En de oorlog is nog maar pas begonnen [2]

Tweede en laatste deel van de vertaalde transcriptie van de voice-off uit een anonieme kortfilm van 18′ (2001). Nederlandse vertaling voor nY-web.

[lees deel één]

Eerst verdwenen de vaders. Ze gingen naar de fabriek en naar kantoor. Daarna gingen ook de moeders naar de fabriek en naar kantoor. Maar het waren telkens niet de vaders of de moeders die verdwenen, het was een hele symbolische orde, een hele wereld. Eerst ging de wereld van de vaders verloren, dan die van de moeders, de symbolische orde van de moeder, die nog niet eerder aan het wankelen was gebracht. Het verlies is onschatbaar groot en de rouw zo totaal dat niemand eroverheen komt. Het Empire behelst het verlangen naar een nieuw matriarchaat dat het automatisch zou overnemen van het teloorgegane patriarchaat. Geen revolte is absoluter dan de revolte die de welwillende heerschappij, de warme, gelukzalige macht, de houdgreep van de moeders uitdaagt.

De verloren kinderen zijn de weeskinderen van alle bekende ordes. Zalig de weeskinderen, want de chaos van de wereld behoort hun toe.
            Je treurt om wat je verloren hebt. We hebben inderdaad alles verloren. Maar laten we om ons heen kijken, we hebben broeders en zusters, veel broeders en veel zusters gewonnen. Nu is er alleen nog die nostalgie die ons scheidt van het ongeziene.
            Je gaat en je bent verloren; nergens vind je een maatstaf voor je waarde, je gaat en je weet niet wie je bent, je bent zonder waarde, zoals de eerste mens.
            Wandel weg.
            Als je niet zo verloren was, had je niet zo veel onvermijdelijke ontmoetingen in petto.
            Het is de hoogste tijd om ervandoor te gaan; maar laten er we toch samen vandoor gaan. Zie onze gebaren, de gratie die er in ontluikt; zie onze lichamen, hoe vloeiend ze elkaar afwisselen, hoe lang is het niet geleden dat er zo veel vrij beschikbaars op de wereld neerstreek.
            Zie de overgave, het is zo mooi dat niets ons kan krenken…
            Maar je weet dat er nog muren tegen dat communisme staan. Muren in en muren tussen ons, muren die ons voortdurend bedreigen.
            We zijn nog niet van deze wereld af.
            Er is nog jaloezie, domheid, het verlangen toch maar iemand te zijn, erkend te worden, iets waard te zijn, erger nog, het verlangen naar autoriteit. Dat zijn de ruïnes die de oude wereld in ons heeft achtergelaten, en we zijn er nog niet klaar mee. In het licht van sommige schijnwerpers geeft onze val de indruk verval te zijn.
            Waar gaan we naartoe?

De Katharen vinden echtgenoten afschuwelijker dan minaars. De gnostici vinden orgieën aantrekkelijker dan eenzame paring. Een bisschop uit het Italië van de vijftiende eeuw wil iedereen op straffe van excommunicatie doen geloven dat een vrouw die een man haar lichaam weigert, al had hij er haar uit liefdadigheid om gevraagd, zondigt. Begijnen en begarden wonen in collectieve huizen en gaan bij elkaar op visite omdat ze toch helemaal niets om handen hebben. Er zijn geestelijken die verzekeren dat wie volmaakt is niet meer kan zondigen; ze noemen elkaar broeder en zuster, en Sint-Valentijn is nog geen feest voor stellen, maar de dag waarop een gehuwde vrouw erop uit kan trekken met wie haar belieft.

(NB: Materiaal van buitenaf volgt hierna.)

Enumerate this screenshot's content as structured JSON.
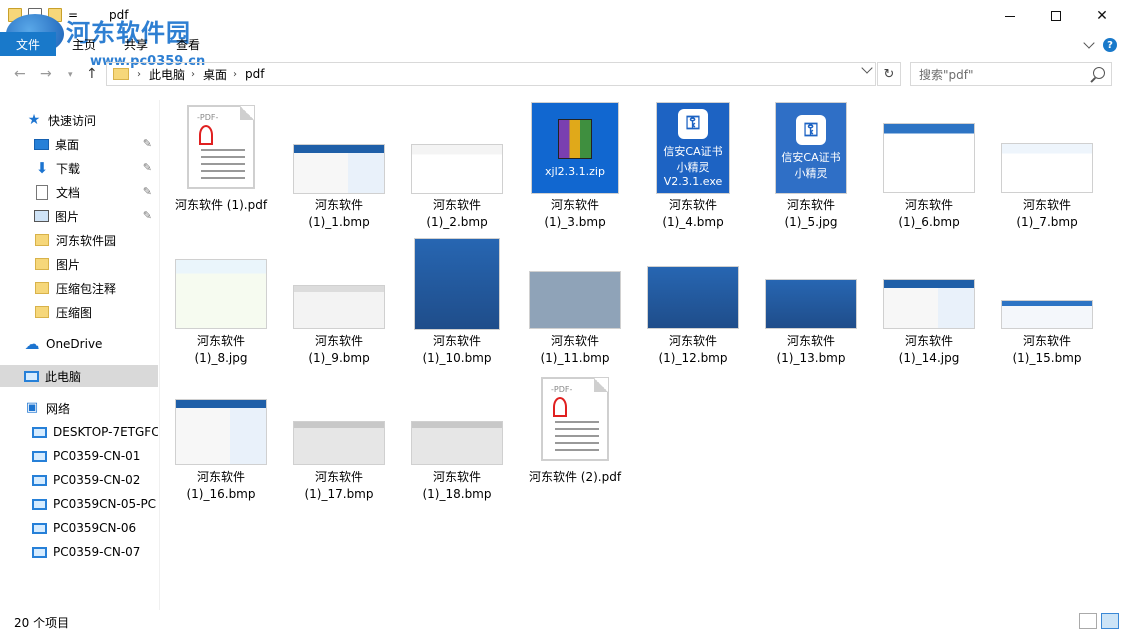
{
  "window": {
    "title": "pdf",
    "quick_access_dropdown": "=",
    "logo_text": "河东软件园",
    "logo_url": "www.pc0359.cn"
  },
  "ribbon": {
    "file_tab": "文件",
    "tabs": [
      "主页",
      "共享",
      "查看"
    ]
  },
  "address": {
    "crumbs": [
      "此电脑",
      "桌面",
      "pdf"
    ],
    "search_placeholder": "搜索\"pdf\""
  },
  "sidebar": {
    "items": [
      {
        "label": "快速访问",
        "icon": "star-icon"
      },
      {
        "label": "桌面",
        "icon": "desktop-icon",
        "pinned": true
      },
      {
        "label": "下载",
        "icon": "download-icon",
        "pinned": true
      },
      {
        "label": "文档",
        "icon": "document-icon",
        "pinned": true
      },
      {
        "label": "图片",
        "icon": "pictures-icon",
        "pinned": true
      },
      {
        "label": "河东软件园",
        "icon": "folder-icon"
      },
      {
        "label": "图片",
        "icon": "folder-icon"
      },
      {
        "label": "压缩包注释",
        "icon": "folder-icon"
      },
      {
        "label": "压缩图",
        "icon": "folder-icon"
      },
      {
        "label": "OneDrive",
        "icon": "cloud-icon"
      },
      {
        "label": "此电脑",
        "icon": "pc-icon",
        "selected": true
      },
      {
        "label": "网络",
        "icon": "network-icon"
      },
      {
        "label": "DESKTOP-7ETGFC",
        "icon": "computer-icon"
      },
      {
        "label": "PC0359-CN-01",
        "icon": "computer-icon"
      },
      {
        "label": "PC0359-CN-02",
        "icon": "computer-icon"
      },
      {
        "label": "PC0359CN-05-PC",
        "icon": "computer-icon"
      },
      {
        "label": "PC0359CN-06",
        "icon": "computer-icon"
      },
      {
        "label": "PC0359-CN-07",
        "icon": "computer-icon"
      }
    ]
  },
  "files": [
    {
      "line1": "河东软件 (1).pdf",
      "line2": "",
      "type": "pdf"
    },
    {
      "line1": "河东软件",
      "line2": "(1)_1.bmp",
      "type": "web"
    },
    {
      "line1": "河东软件",
      "line2": "(1)_2.bmp",
      "type": "dialog"
    },
    {
      "line1": "河东软件",
      "line2": "(1)_3.bmp",
      "type": "zip",
      "caption": "xjl2.3.1.zip"
    },
    {
      "line1": "河东软件",
      "line2": "(1)_4.bmp",
      "type": "app",
      "caption1": "信安CA证书",
      "caption2": "小精灵",
      "caption3": "V2.3.1.exe"
    },
    {
      "line1": "河东软件",
      "line2": "(1)_5.jpg",
      "type": "app2",
      "caption1": "信安CA证书",
      "caption2": "小精灵"
    },
    {
      "line1": "河东软件",
      "line2": "(1)_6.bmp",
      "type": "web"
    },
    {
      "line1": "河东软件",
      "line2": "(1)_7.bmp",
      "type": "web"
    },
    {
      "line1": "河东软件",
      "line2": "(1)_8.jpg",
      "type": "grid"
    },
    {
      "line1": "河东软件",
      "line2": "(1)_9.bmp",
      "type": "dialog"
    },
    {
      "line1": "河东软件",
      "line2": "(1)_10.bmp",
      "type": "login"
    },
    {
      "line1": "河东软件",
      "line2": "(1)_11.bmp",
      "type": "gray"
    },
    {
      "line1": "河东软件",
      "line2": "(1)_12.bmp",
      "type": "bluewide"
    },
    {
      "line1": "河东软件",
      "line2": "(1)_13.bmp",
      "type": "bluewide"
    },
    {
      "line1": "河东软件",
      "line2": "(1)_14.jpg",
      "type": "web"
    },
    {
      "line1": "河东软件",
      "line2": "(1)_15.bmp",
      "type": "thin"
    },
    {
      "line1": "河东软件",
      "line2": "(1)_16.bmp",
      "type": "web"
    },
    {
      "line1": "河东软件",
      "line2": "(1)_17.bmp",
      "type": "gray"
    },
    {
      "line1": "河东软件",
      "line2": "(1)_18.bmp",
      "type": "gray"
    },
    {
      "line1": "河东软件 (2).pdf",
      "line2": "",
      "type": "pdf"
    }
  ],
  "pdf_thumb_tag": "-PDF-",
  "status": {
    "count": "20 个项目"
  }
}
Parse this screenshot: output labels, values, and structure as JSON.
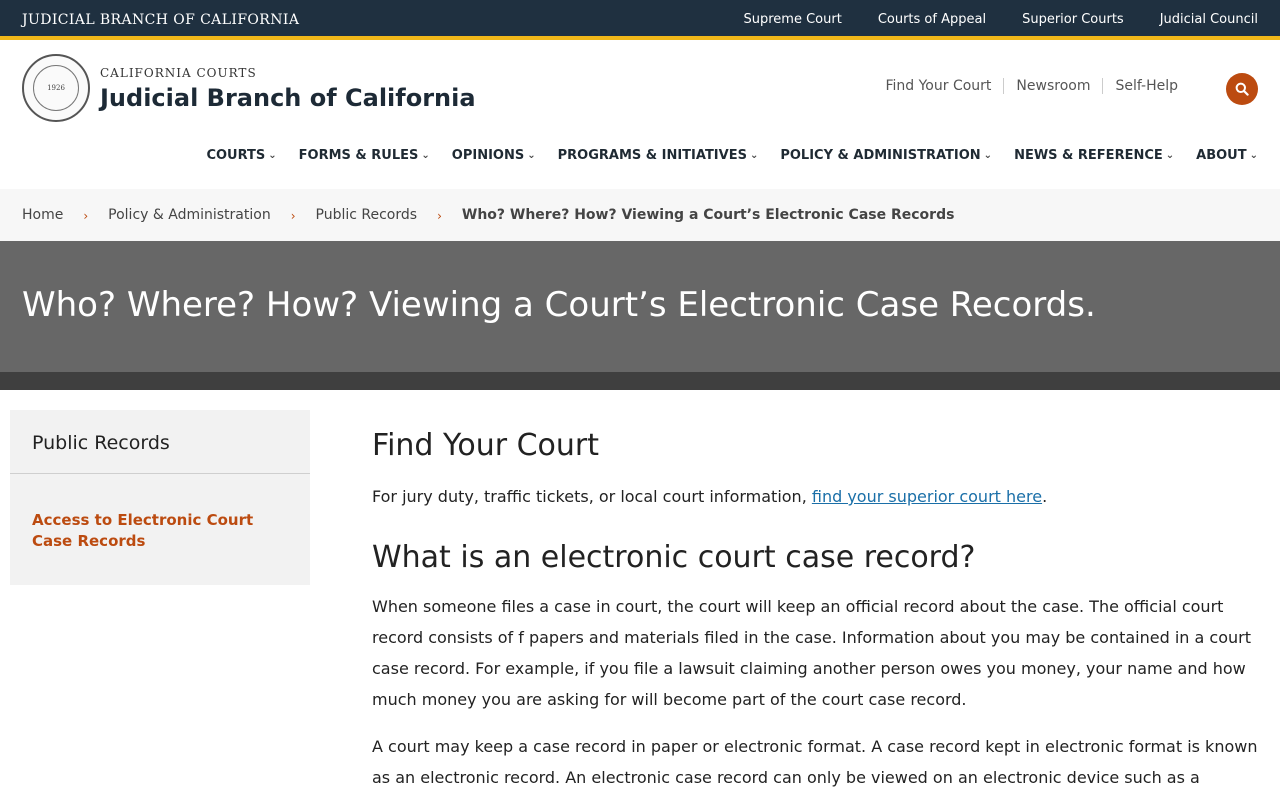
{
  "topbar": {
    "brand": "JUDICIAL BRANCH OF CALIFORNIA",
    "links": [
      "Supreme Court",
      "Courts of Appeal",
      "Superior Courts",
      "Judicial Council"
    ]
  },
  "header": {
    "seal_text": "1926",
    "eyebrow": "CALIFORNIA COURTS",
    "title": "Judicial Branch of California",
    "util_links": [
      "Find Your Court",
      "Newsroom",
      "Self-Help"
    ]
  },
  "nav": {
    "items": [
      "COURTS",
      "FORMS & RULES",
      "OPINIONS",
      "PROGRAMS & INITIATIVES",
      "POLICY & ADMINISTRATION",
      "NEWS & REFERENCE",
      "ABOUT"
    ]
  },
  "breadcrumb": {
    "items": [
      "Home",
      "Policy & Administration",
      "Public Records"
    ],
    "current": "Who? Where? How? Viewing a Court’s Electronic Case Records"
  },
  "hero": {
    "title": "Who? Where? How? Viewing a Court’s Electronic Case Records."
  },
  "sidebar": {
    "title": "Public Records",
    "link": "Access to Electronic Court Case Records"
  },
  "content": {
    "h1": "Find Your Court",
    "p1_before": "For jury duty, traffic tickets, or local court information, ",
    "p1_link": "find your superior court here",
    "p1_after": ".",
    "h2": "What is an electronic court case record?",
    "p2": "When someone files a case in court, the court will keep an official record about the case. The official court record consists of f papers and materials filed in the case. Information about you may be contained in a court case record. For example, if you file a lawsuit claiming another person owes you money, your name and how much money you are asking for will become part of the court case record.",
    "p3": "A court may keep a case record in paper or electronic format. A case record kept in electronic format is known as an electronic record. An electronic case record can only be viewed on an electronic device such as a computer,"
  },
  "colors": {
    "topbar_bg": "#1f3040",
    "accent_gold": "#f0b719",
    "accent_orange": "#bc4b10",
    "hero_bg": "#676767",
    "link_blue": "#1a6fa8"
  }
}
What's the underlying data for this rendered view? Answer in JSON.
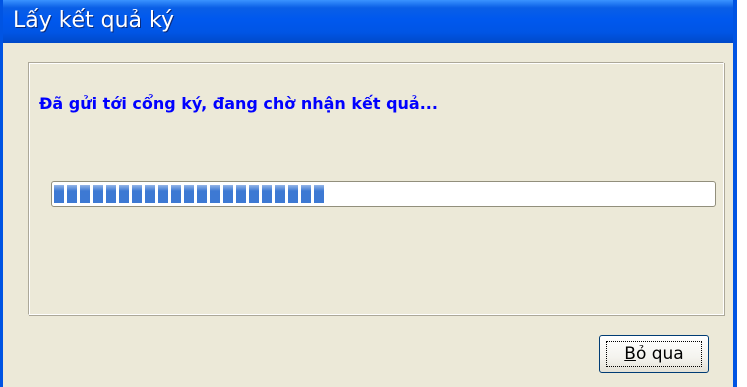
{
  "window": {
    "title": "Lấy kết quả ký"
  },
  "status": {
    "message": "Đã gửi tới cổng ký, đang chờ nhận kết quả..."
  },
  "progress": {
    "percent": 41
  },
  "buttons": {
    "cancel": {
      "mnemonic": "B",
      "rest": "ỏ qua"
    }
  },
  "colors": {
    "title_bar": "#0058ee",
    "status_text": "#0000ff",
    "progress_block": "#3d79d3",
    "dialog_bg": "#ece9d8"
  }
}
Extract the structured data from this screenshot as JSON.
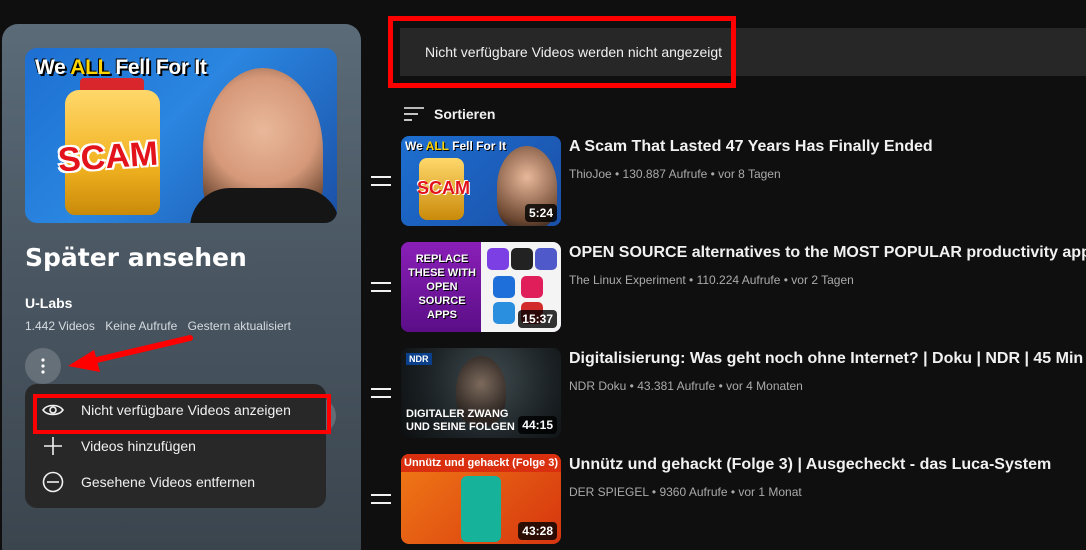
{
  "banner": {
    "text": "Nicht verfügbare Videos werden nicht angezeigt"
  },
  "playlist": {
    "cover_headline_pre": "We ",
    "cover_headline_hl": "ALL",
    "cover_headline_post": " Fell For It",
    "cover_word": "SCAM",
    "title": "Später ansehen",
    "owner": "U-Labs",
    "video_count": "1.442 Videos",
    "views": "Keine Aufrufe",
    "updated": "Gestern aktualisiert"
  },
  "menu": {
    "items": [
      {
        "label": "Nicht verfügbare Videos anzeigen",
        "icon": "eye-icon"
      },
      {
        "label": "Videos hinzufügen",
        "icon": "plus-icon"
      },
      {
        "label": "Gesehene Videos entfernen",
        "icon": "minus-circle-icon"
      }
    ]
  },
  "sort": {
    "label": "Sortieren"
  },
  "videos": [
    {
      "title": "A Scam That Lasted 47 Years Has Finally Ended",
      "meta": "ThioJoe • 130.887 Aufrufe • vor 8 Tagen",
      "duration": "5:24",
      "thumb_headline_pre": "We ",
      "thumb_headline_hl": "ALL",
      "thumb_headline_post": " Fell For It",
      "thumb_word": "SCAM"
    },
    {
      "title": "OPEN SOURCE alternatives to the MOST POPULAR productivity apps!",
      "meta": "The Linux Experiment • 110.224 Aufrufe • vor 2 Tagen",
      "duration": "15:37",
      "thumb_text": "REPLACE THESE WITH OPEN SOURCE APPS"
    },
    {
      "title": "Digitalisierung: Was geht noch ohne Internet? | Doku | NDR | 45 Min",
      "meta": "NDR Doku • 43.381 Aufrufe • vor 4 Monaten",
      "duration": "44:15",
      "thumb_logo": "NDR",
      "thumb_text": "DIGITALER ZWANG UND SEINE FOLGEN"
    },
    {
      "title": "Unnütz und gehackt (Folge 3) | Ausgecheckt - das Luca-System",
      "meta": "DER SPIEGEL • 9360 Aufrufe • vor 1 Monat",
      "duration": "43:28",
      "thumb_header": "Unnütz und gehackt (Folge 3)"
    }
  ],
  "colors": {
    "highlight": "#ff0000",
    "banner_bg": "#272727",
    "menu_bg": "#282828"
  }
}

Goed, vandaag zijn er dus metropolen, we eigenen ons toe wat niet kan worden toegeëigend, we doen alsof we ons van de ontreddering niet bewust zijn, we spelen de man, de vrouw, de echtgenoot, de minnaar, we spelen dat we een stel zijn, we houden ons bezig. We vestigen ons in alle ernst in de ergste kinderachtigheid. In een orgie van sentiment vergeten we het cynisme waartoe het leven in de metropolen ons veroordeelt, en we hebben de mond vol van liefde, nog steeds, na zo veel breuken.

Wie zegt dat een andere wereld mogelijk is en geen andere sentimentele educatie uitdraagt dan die van de romans en de weekendfilms, verdient het om in zijn of haar gezicht gespuwd te worden.

Ik ken geen toestand die abjecter is dan die van de verliefdheid. Het verschil tussen beminnen en verliefd zijn is het verschil tussen een lot dat je aanvaardt en een toestand die je ondergaat.

We willen de liefde uit de sfeer van het bezit halen, om eindelijk weer te kunnen beminnen…

De vraag die ons bezighoudt is de vraag of communisme neerkomt op collectief eigendom of op de afwezigheid van eigendom. We brengen het communisme in de praktijk door het vrije gebruik, het gemeenschappelijk maken. Je beslist een aantal zaken die je bezit vrij te geven. Daarmee vul je de buitenste vorm van de eigendom op met een inhoud die haar saboteert, het absolute delen tussen de wezens. Belangrijk is hier niet het voorwerp dat gedeeld wordt maar zijn contingente modus, die steeds moet worden opgebouwd.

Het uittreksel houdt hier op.